Background
An early warning tool to predict attacks could enhance asthma management and reduce the likelihood of serious consequences. Electronic health records (EHRs) providing access to historical data about patients with asthma coupled with machine learning (ML) provide an opportunity to develop such a tool. Several studies have developed ML-based tools to predict asthma attacks.
Objective
This study aims to critically evaluate ML-based models derived using EHRs for the prediction of asthma attacks.
Methods
We systematically searched PubMed and Scopus (the search period was between January 1, 2012, and January 31, 2023) for papers meeting the following inclusion criteria: (1) used EHR data as the main data source, (2) used asthma attack as the outcome, and (3) compared ML-based prediction models’ performance. We excluded non-English papers and nonresearch papers, such as commentary and systematic review papers. In addition, we also excluded papers that did not provide any details about the respective ML approach and its result, including protocol papers. The selected studies were then summarized across multiple dimensions including data preprocessing methods, ML algorithms, model validation, model explainability, and model implementation.
Results
Overall, 17 papers were included at the end of the selection process. There was considerable heterogeneity in how asthma attacks were defined. Of the 17 studies, 8 (47%) studies used routinely collected data both from primary care and secondary care practices together. Extreme imbalanced data was a notable issue in most studies (13/17, 76%), but only 38% (5/13) of them explicitly dealt with it in their data preprocessing pipeline.

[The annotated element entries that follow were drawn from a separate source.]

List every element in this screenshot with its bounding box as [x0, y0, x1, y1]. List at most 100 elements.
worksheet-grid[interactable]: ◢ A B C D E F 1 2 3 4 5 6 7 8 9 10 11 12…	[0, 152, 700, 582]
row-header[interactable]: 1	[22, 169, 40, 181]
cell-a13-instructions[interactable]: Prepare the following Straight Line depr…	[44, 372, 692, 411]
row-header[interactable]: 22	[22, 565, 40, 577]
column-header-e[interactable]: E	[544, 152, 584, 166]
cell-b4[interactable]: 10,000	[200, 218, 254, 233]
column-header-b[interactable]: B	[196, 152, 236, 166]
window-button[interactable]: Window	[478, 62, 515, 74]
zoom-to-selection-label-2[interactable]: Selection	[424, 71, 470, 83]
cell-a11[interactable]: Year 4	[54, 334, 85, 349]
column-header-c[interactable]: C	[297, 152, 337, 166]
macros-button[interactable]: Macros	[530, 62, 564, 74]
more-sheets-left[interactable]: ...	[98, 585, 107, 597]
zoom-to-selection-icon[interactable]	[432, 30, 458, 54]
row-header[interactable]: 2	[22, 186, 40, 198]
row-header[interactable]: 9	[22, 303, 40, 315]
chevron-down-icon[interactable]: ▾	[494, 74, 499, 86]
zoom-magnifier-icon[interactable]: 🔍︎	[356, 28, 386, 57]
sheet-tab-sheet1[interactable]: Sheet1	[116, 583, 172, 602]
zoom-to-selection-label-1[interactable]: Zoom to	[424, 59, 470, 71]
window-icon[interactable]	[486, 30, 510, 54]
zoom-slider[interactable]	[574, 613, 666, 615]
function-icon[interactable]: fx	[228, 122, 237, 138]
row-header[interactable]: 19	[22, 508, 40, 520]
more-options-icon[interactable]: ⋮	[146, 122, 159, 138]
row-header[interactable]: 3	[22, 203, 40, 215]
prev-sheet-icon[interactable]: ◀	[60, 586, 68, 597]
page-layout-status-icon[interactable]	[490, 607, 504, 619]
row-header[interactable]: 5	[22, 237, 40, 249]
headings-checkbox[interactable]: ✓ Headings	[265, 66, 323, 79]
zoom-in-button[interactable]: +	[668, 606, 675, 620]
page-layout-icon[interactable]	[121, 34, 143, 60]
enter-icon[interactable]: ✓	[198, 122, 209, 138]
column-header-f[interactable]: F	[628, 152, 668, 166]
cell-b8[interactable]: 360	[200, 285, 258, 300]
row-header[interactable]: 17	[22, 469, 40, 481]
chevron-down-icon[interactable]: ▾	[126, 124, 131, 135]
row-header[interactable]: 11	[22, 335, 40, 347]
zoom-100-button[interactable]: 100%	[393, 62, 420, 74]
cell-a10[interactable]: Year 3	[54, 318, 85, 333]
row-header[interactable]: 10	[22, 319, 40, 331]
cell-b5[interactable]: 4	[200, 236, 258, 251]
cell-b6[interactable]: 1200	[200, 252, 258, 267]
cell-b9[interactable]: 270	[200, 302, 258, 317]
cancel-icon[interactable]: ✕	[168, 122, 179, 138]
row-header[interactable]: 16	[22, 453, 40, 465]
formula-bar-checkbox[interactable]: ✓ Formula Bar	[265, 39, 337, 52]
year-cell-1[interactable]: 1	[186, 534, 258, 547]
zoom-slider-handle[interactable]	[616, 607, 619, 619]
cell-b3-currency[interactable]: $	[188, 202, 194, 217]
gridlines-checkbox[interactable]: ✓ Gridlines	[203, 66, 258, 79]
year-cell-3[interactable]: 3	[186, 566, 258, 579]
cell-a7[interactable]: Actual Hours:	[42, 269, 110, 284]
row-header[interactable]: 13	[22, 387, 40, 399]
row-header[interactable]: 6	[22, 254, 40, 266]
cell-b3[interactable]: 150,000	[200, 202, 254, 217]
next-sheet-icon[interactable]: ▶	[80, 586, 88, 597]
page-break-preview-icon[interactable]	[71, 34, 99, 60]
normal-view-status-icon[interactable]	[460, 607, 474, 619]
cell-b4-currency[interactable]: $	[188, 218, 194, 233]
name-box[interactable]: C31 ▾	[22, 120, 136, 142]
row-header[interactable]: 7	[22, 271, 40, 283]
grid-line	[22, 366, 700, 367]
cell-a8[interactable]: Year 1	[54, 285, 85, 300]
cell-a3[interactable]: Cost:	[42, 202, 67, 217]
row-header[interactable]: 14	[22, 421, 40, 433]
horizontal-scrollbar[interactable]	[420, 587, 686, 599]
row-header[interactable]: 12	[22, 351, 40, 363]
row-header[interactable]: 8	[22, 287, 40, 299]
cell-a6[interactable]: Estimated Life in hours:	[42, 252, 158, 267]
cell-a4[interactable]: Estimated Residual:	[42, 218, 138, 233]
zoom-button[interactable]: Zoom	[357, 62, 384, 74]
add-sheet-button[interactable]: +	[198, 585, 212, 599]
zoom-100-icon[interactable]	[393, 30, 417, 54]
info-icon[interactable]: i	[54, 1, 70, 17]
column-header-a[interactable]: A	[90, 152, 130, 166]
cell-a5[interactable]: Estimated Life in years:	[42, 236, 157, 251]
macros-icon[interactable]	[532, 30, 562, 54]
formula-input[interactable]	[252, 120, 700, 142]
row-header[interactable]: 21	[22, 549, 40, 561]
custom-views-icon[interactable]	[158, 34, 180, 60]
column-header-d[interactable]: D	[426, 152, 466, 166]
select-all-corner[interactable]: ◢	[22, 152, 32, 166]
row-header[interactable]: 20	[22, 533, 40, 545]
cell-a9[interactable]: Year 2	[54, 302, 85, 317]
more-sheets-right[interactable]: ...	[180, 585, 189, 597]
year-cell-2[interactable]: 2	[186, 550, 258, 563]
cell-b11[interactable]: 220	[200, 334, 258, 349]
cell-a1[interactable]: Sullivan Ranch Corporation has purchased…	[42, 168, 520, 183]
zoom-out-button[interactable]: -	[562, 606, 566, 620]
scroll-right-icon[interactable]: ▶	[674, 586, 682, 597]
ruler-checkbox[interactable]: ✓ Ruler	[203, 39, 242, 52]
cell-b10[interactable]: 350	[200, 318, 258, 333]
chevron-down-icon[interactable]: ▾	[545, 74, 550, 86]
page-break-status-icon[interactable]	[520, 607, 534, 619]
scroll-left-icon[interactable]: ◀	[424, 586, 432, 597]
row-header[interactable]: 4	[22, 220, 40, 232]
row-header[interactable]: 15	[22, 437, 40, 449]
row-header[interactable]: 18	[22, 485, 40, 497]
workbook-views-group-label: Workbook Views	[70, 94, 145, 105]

The gradient boosting–based method was the best ML method in 59% (10/17) of the studies. Of the 17 studies, 14 (82%) studies used a model explanation method to identify the most important predictors. None of the studies followed the standard reporting guidelines, and none were prospectively validated.
Conclusions
Our review indicates that this research field is still underdeveloped, given the limited body of evidence, heterogeneity of methods, lack of external validation, and suboptimally reported models. We highlighted several technical challenges (class imbalance, external validation, model explanation, and adherence to reporting guidelines to aid reproducibility) that need to be addressed to make progress toward clinical adoption.